By separating the 10000 tasks into 12 parts and each thread works on one part.
The problem is, if I use tasks pool it is a waste of time for lock/unlock when multiple threads try to access the tasks pool. But the 2nd way is not ideal because some of the threads finish early, the total time depends on the slowest thread.
I am wondering how you deal with this kind of work and any other best way to do it? Thank you.
EDIT: Please note that the number 10000 is just for example, in practice, it may be 1e8 or more tasks and 0.1 per task is also an average time.
EDIT2: Thanks for all your answers :] It is good to know kinds of options.
Both ways suggested in the question will perform well and similarly to each another (in simple cases with predictable and relatively long duration of the tasks). If the target system type is known and available (and if performance is really a top concern), the approach should be chosen based on prototyping and measurements.
Do not necessarily prejudice yourself as to the optimal number of threads matching the number of the cores. If this is a regular server or desktop system, there will be various system processes kicking in here and then and you may see your 12 threads variously floating between processors which hurts memory caching.
There are also crucial non-measurement factors you should check: do those small tasks require any resources to execute? Do these resources impose additional potential delays (blocking) or competition? Are there additional apps competing for the CPU power? Will the application need to be grow to accommodate different execution environments, task types, or user interaction models?
If the answer to all is negative, here are some additional approaches that you can measure and consider.

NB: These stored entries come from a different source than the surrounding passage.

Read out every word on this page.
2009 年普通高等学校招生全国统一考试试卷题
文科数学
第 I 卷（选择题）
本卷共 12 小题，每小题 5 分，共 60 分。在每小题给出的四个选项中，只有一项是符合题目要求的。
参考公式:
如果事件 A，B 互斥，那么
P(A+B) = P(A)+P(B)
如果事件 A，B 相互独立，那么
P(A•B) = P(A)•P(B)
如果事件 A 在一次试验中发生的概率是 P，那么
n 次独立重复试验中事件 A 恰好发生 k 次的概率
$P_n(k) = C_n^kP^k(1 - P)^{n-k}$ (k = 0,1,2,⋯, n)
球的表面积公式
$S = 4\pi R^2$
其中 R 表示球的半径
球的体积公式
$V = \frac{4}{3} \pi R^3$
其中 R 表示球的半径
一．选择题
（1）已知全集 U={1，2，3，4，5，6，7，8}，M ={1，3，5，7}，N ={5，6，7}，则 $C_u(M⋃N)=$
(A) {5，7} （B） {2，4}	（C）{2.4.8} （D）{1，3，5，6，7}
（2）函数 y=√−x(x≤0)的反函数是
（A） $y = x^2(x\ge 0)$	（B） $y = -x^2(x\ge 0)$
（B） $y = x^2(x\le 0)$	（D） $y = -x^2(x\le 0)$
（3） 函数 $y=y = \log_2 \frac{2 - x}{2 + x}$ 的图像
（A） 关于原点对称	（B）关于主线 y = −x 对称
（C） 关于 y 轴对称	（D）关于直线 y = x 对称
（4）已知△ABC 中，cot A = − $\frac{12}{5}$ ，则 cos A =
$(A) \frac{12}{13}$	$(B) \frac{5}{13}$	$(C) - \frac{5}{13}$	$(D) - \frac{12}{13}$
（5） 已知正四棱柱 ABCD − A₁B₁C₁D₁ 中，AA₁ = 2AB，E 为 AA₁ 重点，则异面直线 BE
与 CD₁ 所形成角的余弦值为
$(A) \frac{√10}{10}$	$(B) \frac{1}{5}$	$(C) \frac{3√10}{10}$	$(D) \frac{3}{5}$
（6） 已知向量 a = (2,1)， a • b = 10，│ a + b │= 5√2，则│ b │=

Use only 10 or 11 threads. You will observe a small slowdown, or even a small speedup (the additional core will serve OS processes, so that thread affinity of the rest will become more stable compared to 12 threads). Any concurrent interactive activity on the system will see a big boost in responsiveness.
Create exactly 12 threads but explicitly set a different processor affinity mask to each, to impose a 1-1 mapping between threads and processors. This is good in the simplest near-academical case where there are no resources other than CPU and shared memory involved; you will see no chronic migration of threads across processes. The drawback is an algorithm closely coupled to a particular machine; on another machine it could behave so poorly as to finish never at all (because of an unrelated real time task that blocks one of your threads forever).
Create 12 threads and split the tasks evenly. Have each thread downgrade its own priority once it is past 40% and again once it is past 80% of its load. This will improve load balancing inside your process, but it will behave poorly if your application is competing with other CPU-bound processes.
So one midway between the two approaches is to break into say 100 batches of 100 tasks each and let the a core pick a batch of 100 tasks at a time from the task pool.
Perhaps if you model the randomness in execution time in a single core for a single task, and get an estimate of mutex locking time, you might be able to find an optimal batch size.
But without too much work we at least have the following lemma :
The slowest thread can only take at max 100*.1 = 10s more than others.
Task pool is always the best solution here. It's not just optimum time, it's also comprehensibility of code. You should never force your tasks to conform to the completely unrelated criteria of having the same number of subtasks as cores - your tasks have nothing to do with that (in general), and such a separation doesn't scale when you change machines, etc. It requires overhead to collaborate on combining results in subtasks for the final task, and just generally makes an easy task hard.
But you should not be worrying about the use of locks for taskpools. There are lockfree queues available if you ever determined them necessary. But determine that first. If time is your concern, use the appropriate methods of speeding up your task, and put your effort where you will get the most benefit. Profile your code. Why do your tasks take 0.1 s? Do they use an inefficient algorithm? Can loop unrolling help? If you find the hotspots in your code through profiling, you may find that locks are the least of your worries. And if you find everything is running as fast as possible, and you want that extra second from removing locks, search the internet with your favorite search engine for "lockfree queue" and "waitfree queue". Compare and swap makes atomic lists easy.
100ms/task - pile 'em on as they are - pool overhead will be insignificant.
1E8 tasks @ 0.1s/task = 10,000,000 seconds = 2777.7r hours = 115.7 days
That's much more than the interval between patch Tuesday reboots.
Even if you run this on Linux, you should batch up the output and flush it to disk in such a manner that the job is restartable.
Is there a database involved? If so, you should have told us!
Each working thread may have its own small task queue with the capacity of no more than one or two memory pages. When the queue size becomes low (a half of capacity) it should send a signal to some manager thread to populate it with more tasks. If queue is organized in batches then working threads do not need to enter critical sections as long as current batch is not empty. Avoiding critical sections will give you extra cycles for actual job. Two batches per queue are enough, and in this case one batch can take one memory page, and so queue takes two.
The point of memory pages is that thread does not have to jump all over the memory to fetch data. If all data are in one place (one memory page) you avoid cache misses.